Search code examples
pythonlinuxdockerpip

Removing pip cache after installing dependencies in Docker image


I noticed that docker images may be large because of keeping pip cache in /root/.cache/pip. I know I can remove this directory after all my dependencies are installed in my docker image. What I'm not sure is how this relates to docker's BuildKit which allows quicker installation by using cache. Are these two somehow related? So if I'd like to benefit from BuildKit is it safe to remove /root/.cache/pip? My question is motivated by heavy python dependencies like torch and nvidia which may occupy few GB. Removing pip cache may decrease the size of the image by 2-3 GB.


Solution

  • The better solution here is to not cache the packages in the first place (you're not going to need them anyway; the image build process won't benefit from them unless you're doing something terrible).

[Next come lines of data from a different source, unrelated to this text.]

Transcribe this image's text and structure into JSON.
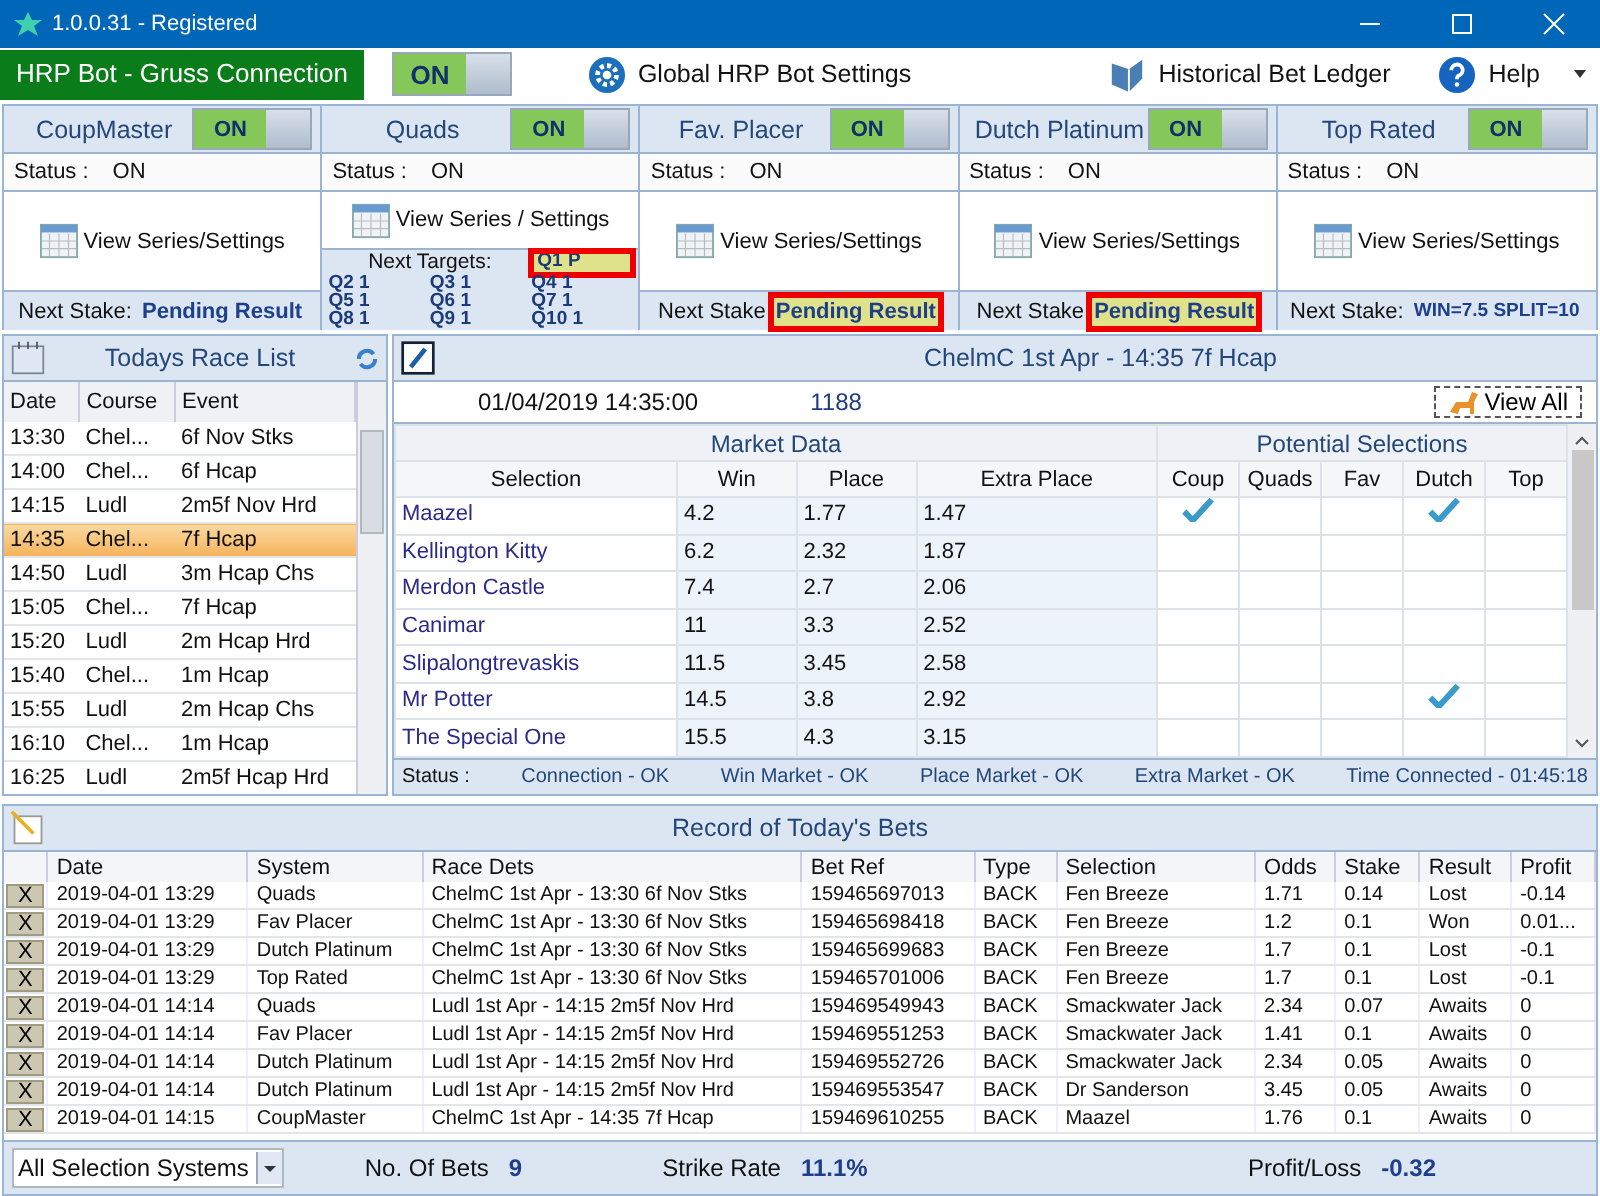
{
  "window": {
    "title": "1.0.0.31 - Registered"
  },
  "toolbar": {
    "connection": "HRP Bot - Gruss Connection",
    "toggle": {
      "label": "ON",
      "on": true
    },
    "global_settings": "Global HRP Bot Settings",
    "ledger": "Historical Bet Ledger",
    "help": "Help"
  },
  "systems": [
    {
      "name": "CoupMaster",
      "toggle": {
        "label": "ON",
        "on": true
      },
      "status_label": "Status :",
      "status": "ON",
      "view": "View Series/Settings",
      "next_stake_label": "Next Stake:",
      "next_stake": "Pending Result",
      "highlighted": false
    },
    {
      "name": "Quads",
      "toggle": {
        "label": "ON",
        "on": true
      },
      "status_label": "Status :",
      "status": "ON",
      "view": "View Series / Settings",
      "targets_label": "Next Targets:",
      "targets": [
        {
          "label": "Q1",
          "value": "P",
          "highlighted": true
        },
        {
          "label": "Q2",
          "value": "1",
          "highlighted": false
        },
        {
          "label": "Q3",
          "value": "1",
          "highlighted": false
        },
        {
          "label": "Q4",
          "value": "1",
          "highlighted": false
        },
        {
          "label": "Q5",
          "value": "1",
          "highlighted": false
        },
        {
          "label": "Q6",
          "value": "1",
          "highlighted": false
        },
        {
          "label": "Q7",
          "value": "1",
          "highlighted": false
        },
        {
          "label": "Q8",
          "value": "1",
          "highlighted": false
        },
        {
          "label": "Q9",
          "value": "1",
          "highlighted": false
        },
        {
          "label": "Q10",
          "value": "1",
          "highlighted": false
        }
      ]
    },
    {
      "name": "Fav. Placer",
      "toggle": {
        "label": "ON",
        "on": true
      },
      "status_label": "Status :",
      "status": "ON",
      "view": "View Series/Settings",
      "next_stake_label": "Next Stake",
      "next_stake": "Pending Result",
      "highlighted": true
    },
    {
      "name": "Dutch Platinum",
      "toggle": {
        "label": "ON",
        "on": true
      },
      "status_label": "Status :",
      "status": "ON",
      "view": "View Series/Settings",
      "next_stake_label": "Next Stake",
      "next_stake": "Pending Result",
      "highlighted": true
    },
    {
      "name": "Top Rated",
      "toggle": {
        "label": "ON",
        "on": true
      },
      "status_label": "Status :",
      "status": "ON",
      "view": "View Series/Settings",
      "next_stake_label": "Next Stake:",
      "next_stake": "WIN=7.5 SPLIT=10",
      "highlighted": false
    }
  ],
  "race_list": {
    "title": "Todays Race List",
    "columns": [
      "Date",
      "Course",
      "Event"
    ],
    "rows": [
      {
        "cells": [
          "13:30",
          "Chel...",
          "6f Nov Stks"
        ],
        "selected": false
      },
      {
        "cells": [
          "14:00",
          "Chel...",
          "6f Hcap"
        ],
        "selected": false
      },
      {
        "cells": [
          "14:15",
          "Ludl",
          "2m5f Nov Hrd"
        ],
        "selected": false
      },
      {
        "cells": [
          "14:35",
          "Chel...",
          "7f Hcap"
        ],
        "selected": true
      },
      {
        "cells": [
          "14:50",
          "Ludl",
          "3m Hcap Chs"
        ],
        "selected": false
      },
      {
        "cells": [
          "15:05",
          "Chel...",
          "7f Hcap"
        ],
        "selected": false
      },
      {
        "cells": [
          "15:20",
          "Ludl",
          "2m Hcap Hrd"
        ],
        "selected": false
      },
      {
        "cells": [
          "15:40",
          "Chel...",
          "1m Hcap"
        ],
        "selected": false
      },
      {
        "cells": [
          "15:55",
          "Ludl",
          "2m Hcap Chs"
        ],
        "selected": false
      },
      {
        "cells": [
          "16:10",
          "Chel...",
          "1m Hcap"
        ],
        "selected": false
      },
      {
        "cells": [
          "16:25",
          "Ludl",
          "2m5f Hcap Hrd"
        ],
        "selected": false
      }
    ]
  },
  "market": {
    "title": "ChelmC  1st Apr - 14:35 7f Hcap",
    "datetime": "01/04/2019 14:35:00",
    "market_id": "1188",
    "view_all": "View All",
    "market_data_title": "Market Data",
    "selections_title": "Potential Selections",
    "columns": [
      "Selection",
      "Win",
      "Place",
      "Extra Place"
    ],
    "pick_columns": [
      "Coup",
      "Quads",
      "Fav",
      "Dutch",
      "Top"
    ],
    "rows": [
      {
        "cells": [
          "Maazel",
          "4.2",
          "1.77",
          "1.47"
        ],
        "picks": [
          true,
          false,
          false,
          true,
          false
        ]
      },
      {
        "cells": [
          "Kellington Kitty",
          "6.2",
          "2.32",
          "1.87"
        ],
        "picks": [
          false,
          false,
          false,
          false,
          false
        ]
      },
      {
        "cells": [
          "Merdon Castle",
          "7.4",
          "2.7",
          "2.06"
        ],
        "picks": [
          false,
          false,
          false,
          false,
          false
        ]
      },
      {
        "cells": [
          "Canimar",
          "11",
          "3.3",
          "2.52"
        ],
        "picks": [
          false,
          false,
          false,
          false,
          false
        ]
      },
      {
        "cells": [
          "Slipalongtrevaskis",
          "11.5",
          "3.45",
          "2.58"
        ],
        "picks": [
          false,
          false,
          false,
          false,
          false
        ]
      },
      {
        "cells": [
          "Mr Potter",
          "14.5",
          "3.8",
          "2.92"
        ],
        "picks": [
          false,
          false,
          false,
          true,
          false
        ]
      },
      {
        "cells": [
          "The Special One",
          "15.5",
          "4.3",
          "3.15"
        ],
        "picks": [
          false,
          false,
          false,
          false,
          false
        ]
      }
    ],
    "status_label": "Status :",
    "status_items": [
      "Connection - OK",
      "Win Market - OK",
      "Place Market - OK",
      "Extra Market - OK",
      "Time Connected - 01:45:18"
    ]
  },
  "bets": {
    "title": "Record of Today's Bets",
    "columns": [
      "Date",
      "System",
      "Race Dets",
      "Bet Ref",
      "Type",
      "Selection",
      "Odds",
      "Stake",
      "Result",
      "Profit"
    ],
    "rows": [
      {
        "delete": "X",
        "cells": [
          "2019-04-01 13:29",
          "Quads",
          "ChelmC  1st Apr - 13:30 6f Nov Stks",
          "159465697013",
          "BACK",
          "Fen Breeze",
          "1.71",
          "0.14",
          "Lost",
          "-0.14"
        ]
      },
      {
        "delete": "X",
        "cells": [
          "2019-04-01 13:29",
          "Fav Placer",
          "ChelmC  1st Apr - 13:30 6f Nov Stks",
          "159465698418",
          "BACK",
          "Fen Breeze",
          "1.2",
          "0.1",
          "Won",
          "0.01..."
        ]
      },
      {
        "delete": "X",
        "cells": [
          "2019-04-01 13:29",
          "Dutch Platinum",
          "ChelmC  1st Apr - 13:30 6f Nov Stks",
          "159465699683",
          "BACK",
          "Fen Breeze",
          "1.7",
          "0.1",
          "Lost",
          "-0.1"
        ]
      },
      {
        "delete": "X",
        "cells": [
          "2019-04-01 13:29",
          "Top Rated",
          "ChelmC  1st Apr - 13:30 6f Nov Stks",
          "159465701006",
          "BACK",
          "Fen Breeze",
          "1.7",
          "0.1",
          "Lost",
          "-0.1"
        ]
      },
      {
        "delete": "X",
        "cells": [
          "2019-04-01 14:14",
          "Quads",
          "Ludl  1st Apr - 14:15 2m5f Nov Hrd",
          "159469549943",
          "BACK",
          "Smackwater Jack",
          "2.34",
          "0.07",
          "Awaits",
          "0"
        ]
      },
      {
        "delete": "X",
        "cells": [
          "2019-04-01 14:14",
          "Fav Placer",
          "Ludl  1st Apr - 14:15 2m5f Nov Hrd",
          "159469551253",
          "BACK",
          "Smackwater Jack",
          "1.41",
          "0.1",
          "Awaits",
          "0"
        ]
      },
      {
        "delete": "X",
        "cells": [
          "2019-04-01 14:14",
          "Dutch Platinum",
          "Ludl  1st Apr - 14:15 2m5f Nov Hrd",
          "159469552726",
          "BACK",
          "Smackwater Jack",
          "2.34",
          "0.05",
          "Awaits",
          "0"
        ]
      },
      {
        "delete": "X",
        "cells": [
          "2019-04-01 14:14",
          "Dutch Platinum",
          "Ludl  1st Apr - 14:15 2m5f Nov Hrd",
          "159469553547",
          "BACK",
          "Dr Sanderson",
          "3.45",
          "0.05",
          "Awaits",
          "0"
        ]
      },
      {
        "delete": "X",
        "cells": [
          "2019-04-01 14:15",
          "CoupMaster",
          "ChelmC  1st Apr - 14:35 7f Hcap",
          "159469610255",
          "BACK",
          "Maazel",
          "1.76",
          "0.1",
          "Awaits",
          "0"
        ]
      }
    ],
    "filter": "All Selection Systems",
    "count_label": "No. Of Bets",
    "count": "9",
    "strike_label": "Strike Rate",
    "strike": "11.1%",
    "pl_label": "Profit/Loss",
    "pl": "-0.32"
  }
}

    The simplest solution is to just pass --no-cache-dir to your pip invocations, and it won't cache the packages to disk in the first place. Alternatively, you can drop a pip.conf containing:

    [global]
    no-cache-dir = True
    

    to /etc/pip.conf in the container to disable it globally (without needing to pass the switch each time). Note that if your image ships with a version of pip prior to 19.0.1 the pip.conf solution is buggy; if that's the case, you can use --no-cache-dir command line switch manually to update pip to a post-19.0.1 version, then modify /etc/pip.conf to add the extra line if needed.

    Bonus: You may want to expand the pip.conf to:

    [install]
    compile = no
    
    [global]
    no-cache-dir = True
    

    where the compile = no tells pip not to compile the Python source files to bytecode on install; the benefit of pre-compiled bytecode is (slightly) faster startup, but by bloating your image, it will take longer to download/run it, so the cost to the Docker layer outweighs any savings for Python launch itself.

    Lastly, add:

    ENV PYTHONDONTWRITEBYTECODE=1
    

    to your Dockerfile (can be combined with other ENV settings to avoid extra layers) near the top of the file. Where the pip.conf prevents compiling/writing bytecode on install, the environment variable prevents writing them at runtime (which would be a pointless exercise; when the container exits, the bytecode would be lost anyway), and since "runtime" includes runs of pip itself to install new packages, you want to avoid any of pip's dependencies being compiled to bytecode in those layers.